リンパ腫:再発性もしくは難治性のびまん性大細胞型B細胞リンパ腫でのチサゲンレクルユーセルおよびアキシカブタゲン シロルユーセルCAR T細胞のリアルワールド比較
Nature Medicine 28, 10 doi: 10.1038/s41591-022-01969-y
アキシカブタゲン シロルユーセル(axi-cel)とチサゲンレクルユーセル(tisa-cel)は共に、再発性/難治性(R/R)びまん性大細胞型B細胞リンパ腫(DLBCL)で目覚ましい臨床活性が実証されている。本研究では、市販のキメラ抗原受容体(CAR)T細胞(axi-celまたはtisa-cel)による2回以上の治療ラインを経験し、フランスのDESCAR-T後ろ向きレジストリー研究(NCT04328298)に登録された809人のR/R DLBCL患者の転帰を解析した。1:1の傾向スコアマッチング(n = 418)の後、最高の全奏効率/完全奏効率(ORR/CRR)は、axi-cel治療を受けた患者では80%/60%だったのに対して、tisa-cel治療では66%/42%だった(ORRおよびCRRの比較について、どちらもP < 0.001)。
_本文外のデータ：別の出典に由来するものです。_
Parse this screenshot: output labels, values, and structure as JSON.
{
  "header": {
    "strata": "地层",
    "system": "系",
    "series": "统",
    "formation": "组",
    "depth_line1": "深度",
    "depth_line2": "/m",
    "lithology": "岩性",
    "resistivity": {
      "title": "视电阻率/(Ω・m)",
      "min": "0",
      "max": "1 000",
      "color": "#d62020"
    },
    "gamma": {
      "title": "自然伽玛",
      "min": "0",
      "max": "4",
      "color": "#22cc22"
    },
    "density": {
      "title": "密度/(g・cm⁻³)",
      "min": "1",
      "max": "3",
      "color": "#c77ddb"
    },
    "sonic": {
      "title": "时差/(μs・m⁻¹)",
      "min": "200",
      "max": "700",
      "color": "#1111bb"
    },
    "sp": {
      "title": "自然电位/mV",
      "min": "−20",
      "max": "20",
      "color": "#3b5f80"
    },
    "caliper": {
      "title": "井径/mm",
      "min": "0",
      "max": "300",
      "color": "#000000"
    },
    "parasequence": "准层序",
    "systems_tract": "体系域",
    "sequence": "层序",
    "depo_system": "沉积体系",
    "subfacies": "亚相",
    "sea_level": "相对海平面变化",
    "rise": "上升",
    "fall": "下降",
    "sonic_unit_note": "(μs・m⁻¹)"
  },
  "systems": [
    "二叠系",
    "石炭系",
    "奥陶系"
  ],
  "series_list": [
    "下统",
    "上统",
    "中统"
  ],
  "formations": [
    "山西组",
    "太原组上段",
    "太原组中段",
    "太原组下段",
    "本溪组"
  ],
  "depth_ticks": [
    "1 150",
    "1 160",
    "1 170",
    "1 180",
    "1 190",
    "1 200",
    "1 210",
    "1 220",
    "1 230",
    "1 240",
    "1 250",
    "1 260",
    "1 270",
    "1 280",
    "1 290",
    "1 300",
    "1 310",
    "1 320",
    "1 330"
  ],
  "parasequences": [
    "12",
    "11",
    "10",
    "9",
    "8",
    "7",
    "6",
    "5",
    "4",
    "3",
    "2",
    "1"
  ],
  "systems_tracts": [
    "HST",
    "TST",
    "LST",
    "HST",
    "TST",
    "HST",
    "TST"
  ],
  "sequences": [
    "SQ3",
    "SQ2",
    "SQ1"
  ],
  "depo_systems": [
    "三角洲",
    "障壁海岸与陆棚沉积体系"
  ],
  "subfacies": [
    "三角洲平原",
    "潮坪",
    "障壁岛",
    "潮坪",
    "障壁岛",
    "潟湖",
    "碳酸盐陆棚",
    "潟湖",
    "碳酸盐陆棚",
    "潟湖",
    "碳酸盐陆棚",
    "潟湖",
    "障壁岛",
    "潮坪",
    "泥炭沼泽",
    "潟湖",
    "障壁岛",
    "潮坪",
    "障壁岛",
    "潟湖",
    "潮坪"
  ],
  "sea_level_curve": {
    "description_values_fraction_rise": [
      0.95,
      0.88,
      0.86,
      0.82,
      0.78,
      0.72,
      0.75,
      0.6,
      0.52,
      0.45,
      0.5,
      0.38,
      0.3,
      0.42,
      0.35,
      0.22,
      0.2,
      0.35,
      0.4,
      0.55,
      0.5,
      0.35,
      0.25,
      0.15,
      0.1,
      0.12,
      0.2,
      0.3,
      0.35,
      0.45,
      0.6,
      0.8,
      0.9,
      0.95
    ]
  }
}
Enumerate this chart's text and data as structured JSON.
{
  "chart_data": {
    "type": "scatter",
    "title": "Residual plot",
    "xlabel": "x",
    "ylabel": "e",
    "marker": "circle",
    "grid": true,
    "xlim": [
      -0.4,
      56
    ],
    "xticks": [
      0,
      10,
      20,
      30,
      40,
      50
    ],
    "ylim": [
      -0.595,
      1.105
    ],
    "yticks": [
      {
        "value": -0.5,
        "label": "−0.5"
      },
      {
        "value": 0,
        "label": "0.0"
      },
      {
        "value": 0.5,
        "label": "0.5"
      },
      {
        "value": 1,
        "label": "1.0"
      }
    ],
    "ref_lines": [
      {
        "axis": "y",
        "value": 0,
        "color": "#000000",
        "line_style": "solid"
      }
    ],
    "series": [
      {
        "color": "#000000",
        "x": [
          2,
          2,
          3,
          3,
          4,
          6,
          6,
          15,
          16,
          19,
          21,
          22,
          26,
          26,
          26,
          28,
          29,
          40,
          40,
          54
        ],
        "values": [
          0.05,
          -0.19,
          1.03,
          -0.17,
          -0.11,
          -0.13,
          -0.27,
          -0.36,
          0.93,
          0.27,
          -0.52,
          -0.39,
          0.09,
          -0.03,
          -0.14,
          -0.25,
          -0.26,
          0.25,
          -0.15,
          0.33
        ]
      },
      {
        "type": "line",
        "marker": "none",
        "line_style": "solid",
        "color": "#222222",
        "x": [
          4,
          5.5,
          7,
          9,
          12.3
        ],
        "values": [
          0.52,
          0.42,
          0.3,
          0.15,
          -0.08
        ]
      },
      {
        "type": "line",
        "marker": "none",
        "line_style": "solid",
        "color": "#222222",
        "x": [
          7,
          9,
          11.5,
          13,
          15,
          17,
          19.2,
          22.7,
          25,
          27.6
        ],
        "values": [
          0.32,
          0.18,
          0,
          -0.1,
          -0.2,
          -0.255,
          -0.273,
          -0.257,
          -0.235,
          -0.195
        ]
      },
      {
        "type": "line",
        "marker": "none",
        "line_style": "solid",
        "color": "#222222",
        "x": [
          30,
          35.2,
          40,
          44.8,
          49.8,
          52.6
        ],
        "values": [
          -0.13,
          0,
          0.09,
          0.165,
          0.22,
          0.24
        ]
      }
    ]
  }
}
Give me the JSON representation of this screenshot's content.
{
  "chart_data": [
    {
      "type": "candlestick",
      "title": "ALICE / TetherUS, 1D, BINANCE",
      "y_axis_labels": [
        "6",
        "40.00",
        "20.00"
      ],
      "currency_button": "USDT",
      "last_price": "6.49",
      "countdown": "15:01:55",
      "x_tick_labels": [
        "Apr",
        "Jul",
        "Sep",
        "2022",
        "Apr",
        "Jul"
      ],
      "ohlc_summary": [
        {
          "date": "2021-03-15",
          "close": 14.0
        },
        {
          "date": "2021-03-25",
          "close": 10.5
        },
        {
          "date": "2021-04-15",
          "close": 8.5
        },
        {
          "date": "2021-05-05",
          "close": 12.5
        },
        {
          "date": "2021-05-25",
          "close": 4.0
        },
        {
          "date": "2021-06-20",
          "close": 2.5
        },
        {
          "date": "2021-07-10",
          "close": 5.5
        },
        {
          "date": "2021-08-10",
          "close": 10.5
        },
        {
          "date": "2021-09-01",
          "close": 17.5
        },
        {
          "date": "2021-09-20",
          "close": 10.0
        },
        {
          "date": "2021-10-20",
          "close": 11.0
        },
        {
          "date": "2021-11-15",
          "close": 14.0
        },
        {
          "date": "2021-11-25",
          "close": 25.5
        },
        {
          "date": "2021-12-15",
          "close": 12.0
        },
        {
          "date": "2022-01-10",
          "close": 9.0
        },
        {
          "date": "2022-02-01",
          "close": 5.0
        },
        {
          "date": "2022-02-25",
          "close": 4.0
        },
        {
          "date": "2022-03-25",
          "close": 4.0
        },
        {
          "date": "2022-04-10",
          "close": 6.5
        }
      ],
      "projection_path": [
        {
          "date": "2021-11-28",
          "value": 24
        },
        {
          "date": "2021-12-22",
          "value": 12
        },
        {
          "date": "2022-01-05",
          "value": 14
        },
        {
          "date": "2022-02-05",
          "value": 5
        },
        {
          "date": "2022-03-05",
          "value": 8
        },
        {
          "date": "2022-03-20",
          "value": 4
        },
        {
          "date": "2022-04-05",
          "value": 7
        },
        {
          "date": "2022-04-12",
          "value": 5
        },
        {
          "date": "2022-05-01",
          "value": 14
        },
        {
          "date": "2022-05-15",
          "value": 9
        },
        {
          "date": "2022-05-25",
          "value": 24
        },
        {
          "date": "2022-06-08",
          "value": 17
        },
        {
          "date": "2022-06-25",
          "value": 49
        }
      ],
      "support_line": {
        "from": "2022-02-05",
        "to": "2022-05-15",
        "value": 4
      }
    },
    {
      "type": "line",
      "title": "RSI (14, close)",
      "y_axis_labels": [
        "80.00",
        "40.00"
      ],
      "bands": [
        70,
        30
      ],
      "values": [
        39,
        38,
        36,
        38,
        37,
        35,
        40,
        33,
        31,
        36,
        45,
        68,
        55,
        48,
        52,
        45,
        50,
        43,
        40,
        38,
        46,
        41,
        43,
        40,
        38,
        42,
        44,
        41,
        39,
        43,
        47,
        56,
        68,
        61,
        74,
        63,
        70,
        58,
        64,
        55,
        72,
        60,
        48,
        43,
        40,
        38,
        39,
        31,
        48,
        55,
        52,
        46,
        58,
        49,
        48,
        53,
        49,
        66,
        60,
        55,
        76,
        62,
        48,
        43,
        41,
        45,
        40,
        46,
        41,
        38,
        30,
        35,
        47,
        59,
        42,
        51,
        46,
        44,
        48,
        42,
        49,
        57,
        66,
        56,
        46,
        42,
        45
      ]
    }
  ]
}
追跡期間(中央値11.7か月)後の1年無増悪生存率は、axi-celで46.6%、tisa-celで33.2%だった〔ハザード比(HR) = 0.61、95%信頼区間(CI)、0.46–0.79、P = 0.0003〕。axi-cel注入後の全生存期間(OS)も、tisa-cel注入後に比べると有意に改善された(1年OS 63.5%対48.8%、HR = 0.63。95% CI、0.45–0.88、P = 0.0072)。逆確率重み付け(IPTW)統計手法を用いた場合も、同様の知見が得られた。グレード1–2のサイトカイン放出症候群は、tisa-celに比べてaxi-celで有意に頻度が高かったが、グレード3以上では有意差は見られなかった。免疫エフェクター細胞関連神経毒性症候群(ICANS)については、グレード1–2とグレード3以上のどちらでも、ICANSはtisa-celよりもaxi-celで有意に頻度が高かった。まとめると、我々のマッチング比較研究は、R/R DLBCLの3回目以降の治療ラインでは、axi-celはtisa-celに比べて有効性も毒性も高いことを裏付けている。